Some quick highlights of what happened over the weekend and at today’s Upfronts, which featured Fox and NBC unveiling their lineups:
Fox: We knew exactly what we were getting for returning shows — The Finder, Breaking In and Alcatraz gone, Fringe and Touch sticking around. Now we got to the schedule part of it to find that Glee is moving to Thursdays at 9, which makes sense. The show doesn’t have the same buzz it had at the start of the second season, and its fourth season is going to be pivotal. The kids are out of high school, they’re gonna be who knows where, so it’s a definite transition time. It can’t hurt for the show to be guarded by the post-X Factor and Idol spot in the lineup. Touch is now going to be on Friday with Fringe, like it’s some kind of invitation for people to stop watching. I’m already like five episodes behind, so I don’t know if that’s going to get back on my radar or not. Bones moves to Monday, and the network rolls out a sitcom Tuesday lineup. For the first time that I can remember for the last however many years, every network now has a strictly sitcom lineup Sunday-Thursday. And one is even trying its hand on Friday …
NBC: The wild card of the networks just because of the sheer volume of shows it said it would be debuting this year. Most of them will be premiering midseason, with a few spread out through the fall. The network is making a run at being The Sitcom Network — it has sitcoms Tuesday, Wednesday, Thursday and Friday, more nights than any other network — which could be a change people are looking for. But this is the same network that thought The Jay Leno Show was a good idea, so there you go. The Thursday lineup stays kinda intact, with the series finale for 30 Rock coming in November or December, it would seem, and then some other comedy launching in January. Up All Night, one of its shows on the bubble, moves in to the Thursday comedy mix at 8:30, and Office and Parks and Rec stick at 9 and 9:30, where they always should have been. NBC can say all it wants to about the positives of moving a show to Friday, but there is a stigma attached to it that is supported by the ratings. People don’t watch TV on Fridays. At least not a lot of them. So when you move a show to Fridays, you better be ready to live with terrible, awful, horrible ratings. Because that’s what you’ll get. If you’re looking for anything else, you’re kidding yourself and the show’s fans. So Community and Whitney? They’re probably gone. But at least we know that now and we can start to plan for it. I’ve only checked out a couple of the trailers so far, but my immediate reaction is The New Normal looks good, Go On looks OK, and Guys with Kids makes you wonder why shows like this get bought. It looks like a far less funny version of Up All Night, which isn’t that funny in the first place. But for whatever kind of criticism you’d like to level at NBC, they brought back Community, Parks and Rec and 30 Rock. I didn’t care what happened after that.

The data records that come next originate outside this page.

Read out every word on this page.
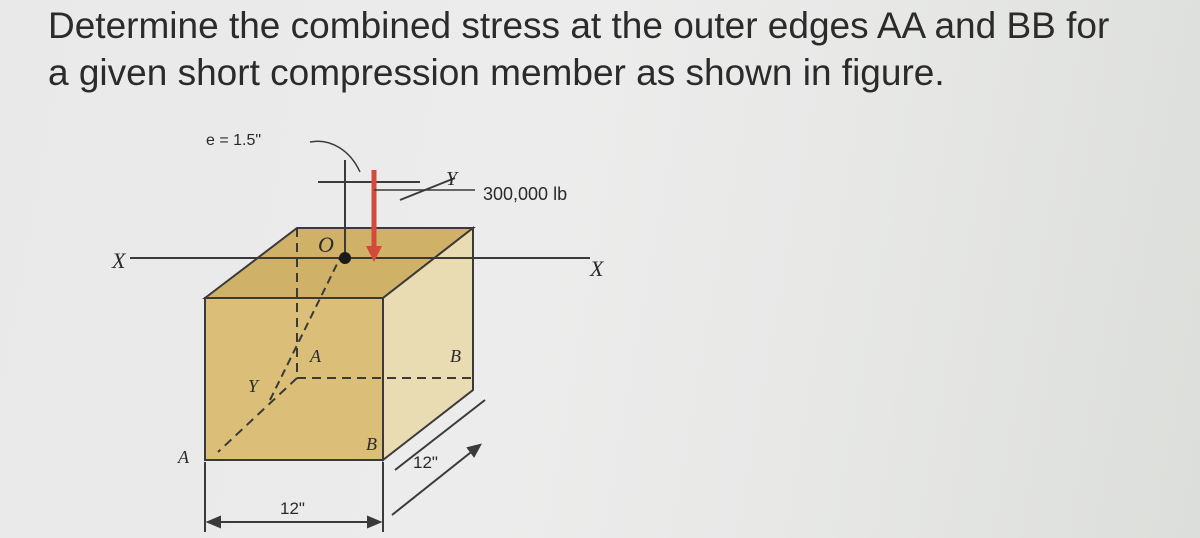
Determine the combined stress at the outer edges AA and BB for
a given short compression member as shown in figure.
e = 1.5"
Y
300,000 lb
O
X	X
A	B
Y
B
A	12"
12"
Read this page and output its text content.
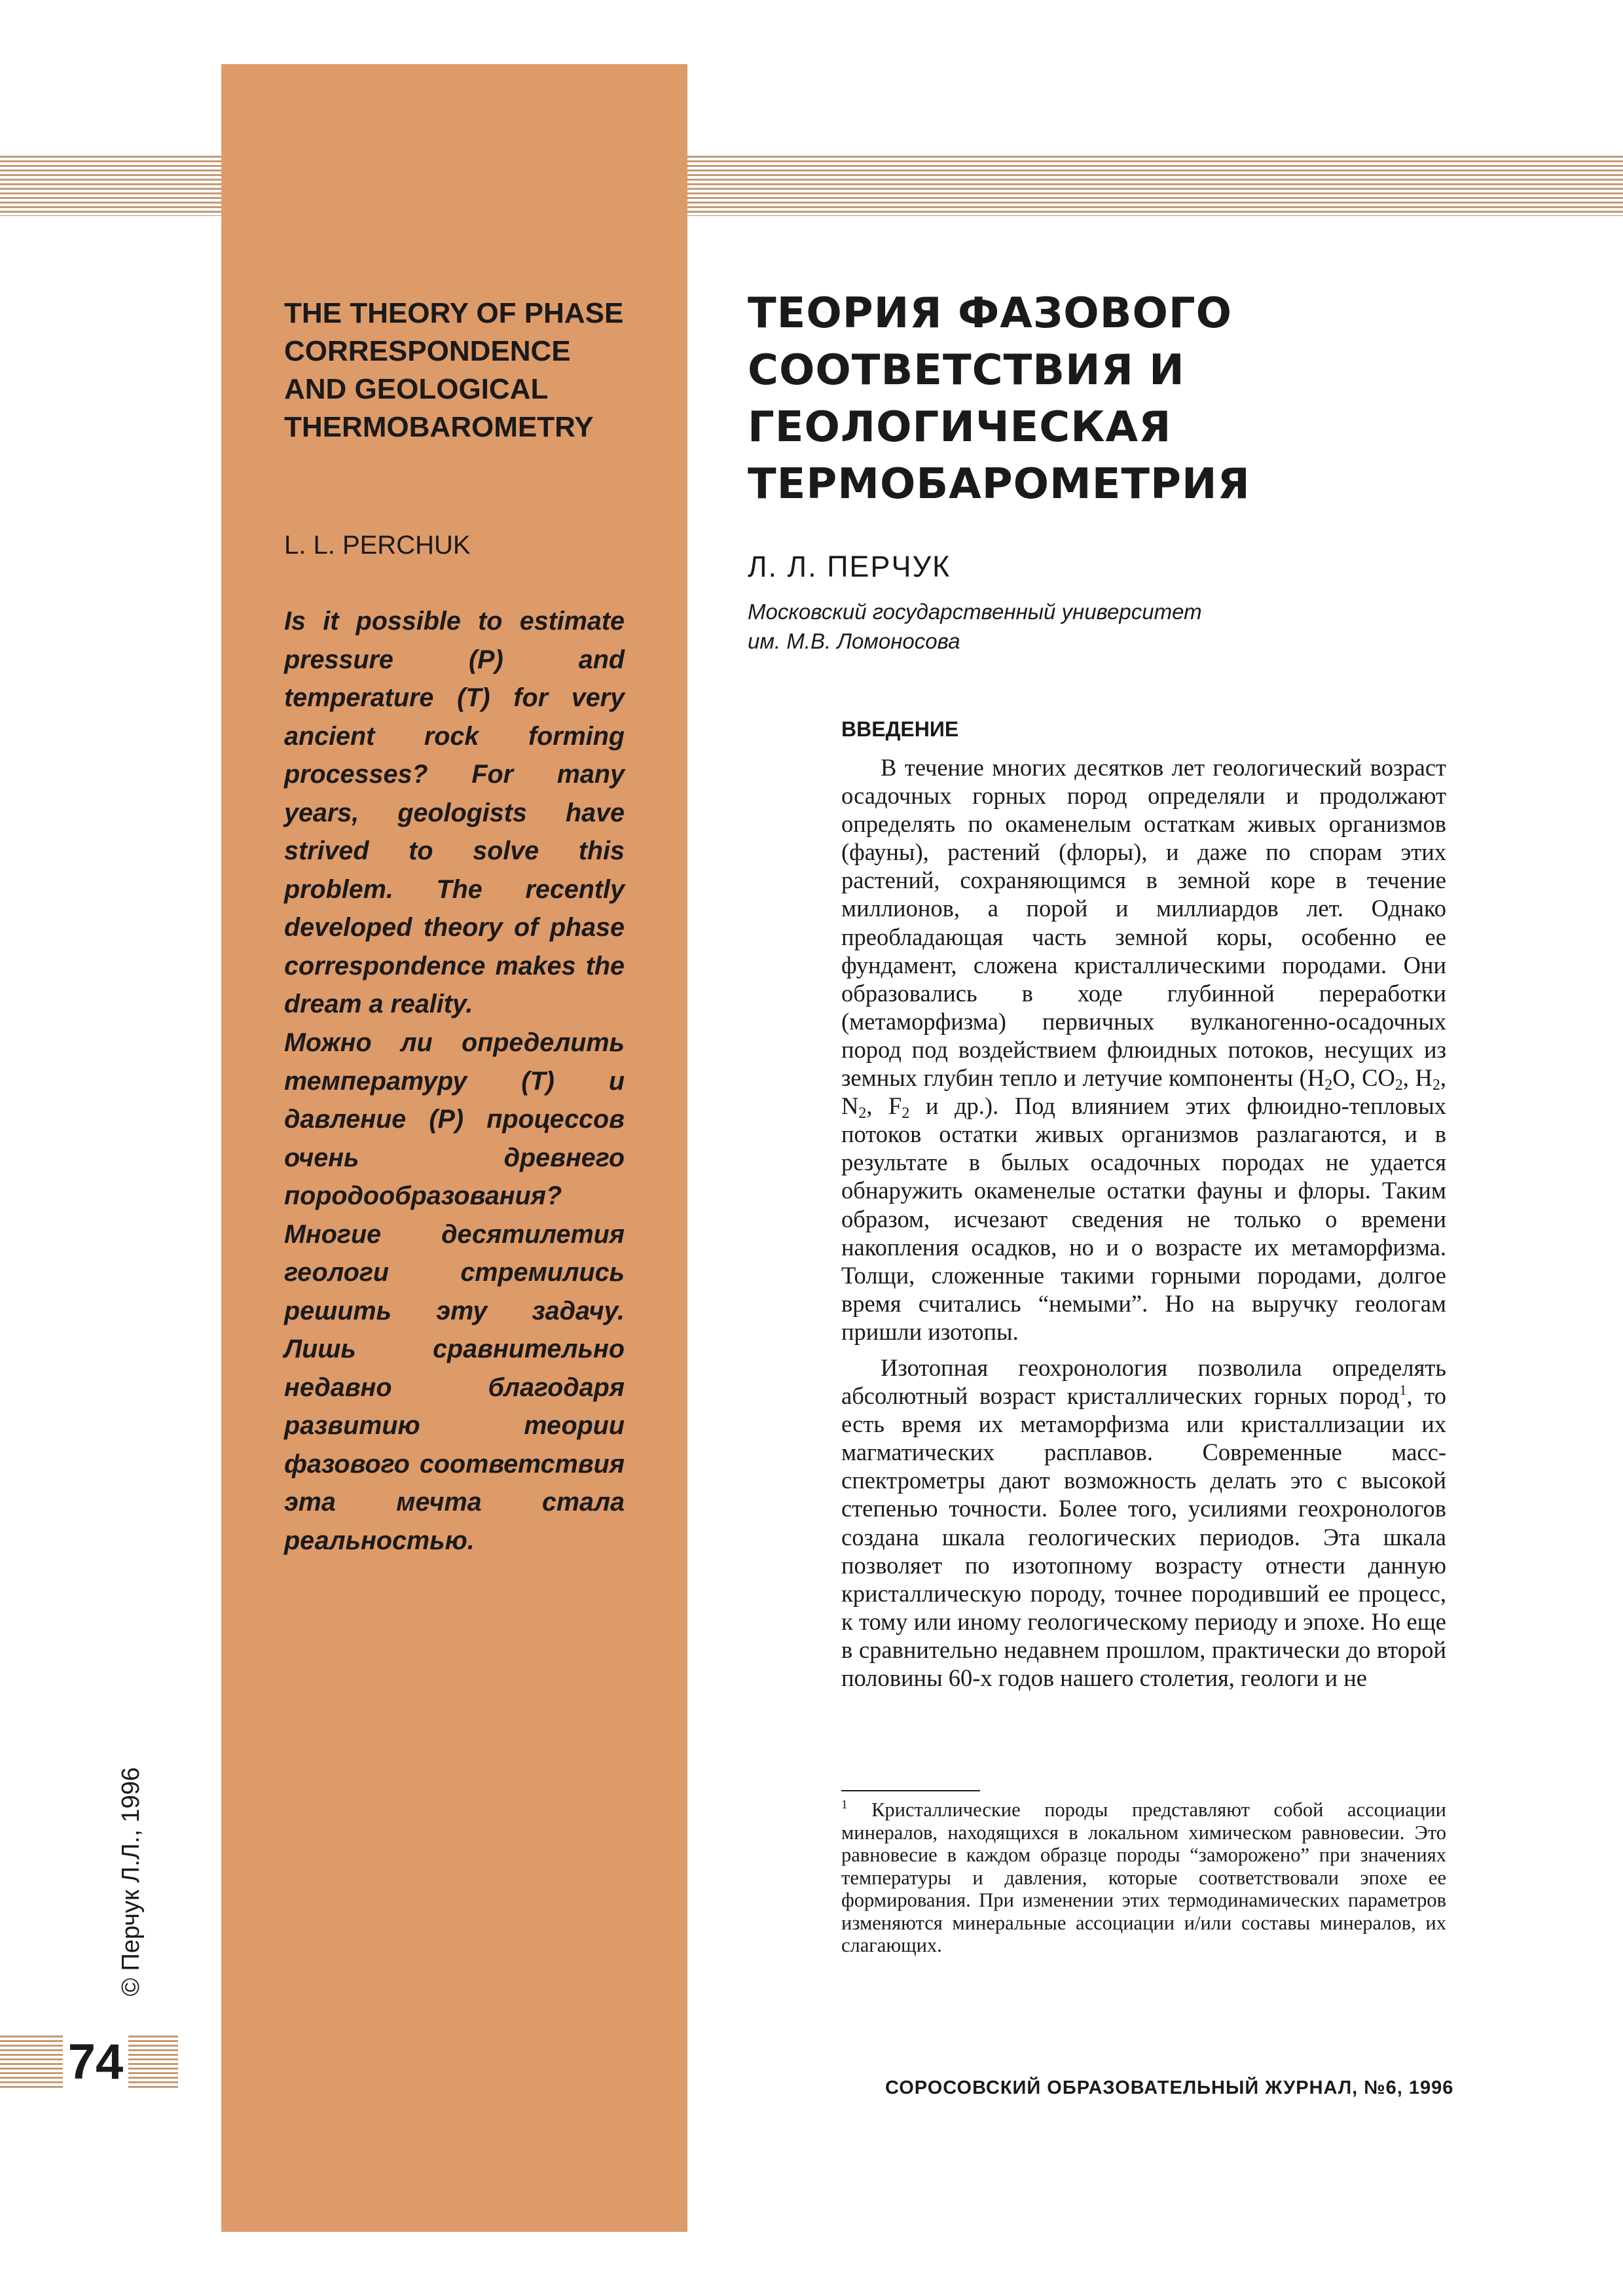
THE THEORY OF PHASE CORRESPONDENCE AND GEOLOGICAL THERMOBAROMETRY

L. L. PERCHUK

Is it possible to estimate pressure (P) and temperature (T) for very ancient rock forming processes? For many years, geologists have strived to solve this problem. The recently developed theory of phase correspondence makes the dream a reality.

Можно ли определить температуру (T) и давление (P) процессов очень древнего породообразования? Многие десятилетия геологи стремились решить эту задачу. Лишь сравнительно недавно благодаря развитию теории фазового соответствия эта мечта стала реальностью.

ТЕОРИЯ ФАЗОВОГО СООТВЕТСТВИЯ И ГЕОЛОГИЧЕСКАЯ ТЕРМОБАРОМЕТРИЯ

Л. Л. ПЕРЧУК

Московский государственный университет
им. М.В. Ломоносова
ВВЕДЕНИЕ

В течение многих десятков лет геологический возраст осадочных горных пород определяли и продолжают определять по окаменелым остаткам живых организмов (фауны), растений (флоры), и даже по спорам этих растений, сохраняющимся в земной коре в течение миллионов, а порой и миллиардов лет. Однако преобладающая часть земной коры, особенно ее фундамент, сложена кристаллическими породами. Они образовались в ходе глубинной переработки (метаморфизма) первичных вулканогенно-осадочных пород под воздействием флюидных потоков, несущих из земных глубин тепло и летучие компоненты ($H_2O$, $CO_2$, $H_2$, $N_2$, $F_2$ и др.). Под влиянием этих флюидно-тепловых потоков остатки живых организмов разлагаются, и в результате в былых осадочных породах не удается обнаружить окаменелые остатки фауны и флоры. Таким образом, исчезают сведения не только о времени накопления осадков, но и о возрасте их метаморфизма. Толщи, сложенные такими горными породами, долгое время считались “немыми”. Но на выручку геологам пришли изотопы.

Изотопная геохронология позволила определять абсолютный возраст кристаллических горных пород$^1$, то есть время их метаморфизма или кристаллизации их магматических расплавов. Современные масс-спектрометры дают возможность делать это с высокой степенью точности. Более того, усилиями геохронологов создана шкала геологических периодов. Эта шкала позволяет по изотопному возрасту отнести данную кристаллическую породу, точнее породивший ее процесс, к тому или иному геологическому периоду и эпохе. Но еще в сравнительно недавнем прошлом, практически до второй половины 60-х годов нашего столетия, геологи и не

$^1$ Кристаллические породы представляют собой ассоциации минералов, находящихся в локальном химическом равновесии. Это равновесие в каждом образце породы “заморожено” при значениях температуры и давления, которые соответствовали эпохе ее формирования. При изменении этих термодинамических параметров изменяются минеральные ассоциации и/или составы минералов, их слагающих.

© Перчук Л.Л., 1996
74	СОРОСОВСКИЙ ОБРАЗОВАТЕЛЬНЫЙ ЖУРНАЛ, №6, 1996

ABC: Nice try, GCB. And Ashley Judd. Actually, Judd’s wasn’t such a good try. It was a pretty boring try, actually. Body of Proof somehow got a renewal, don’t ask me how, as did Don’t Trust the B, which does deserve some more time on the air. Happy Endings got a full season, which makes sense if Body of Proof is getting a renewal. Otherwise, I’d think something is seriously up with the fabric of reality.
CBS: Did you know CSI: Miami had an amazing TV legacy? Me neither. It gave us the Caruso face, sure, but didn’t we already have that thanks to Kiss of Death? Yeah, we did. Anyway, it’s gone. And I can honestly say I never watched one second of the show in 10 years. Not even by accident. Not surprisingly, Unforgettable and a couple other CBS shows are gone. So that takes care of its bubble before its Upfront presentation.
CW: Gossip Girl will be back for a short season, Ringer and Secret Circle will not be back at all. Good riddance to bad rubbish on Ringer. I don’t watch Nikita with anything resembling regularity anymore, but I’ve always liked it and am glad it keeps getting renwed even though the ratings are just ridiculously bad.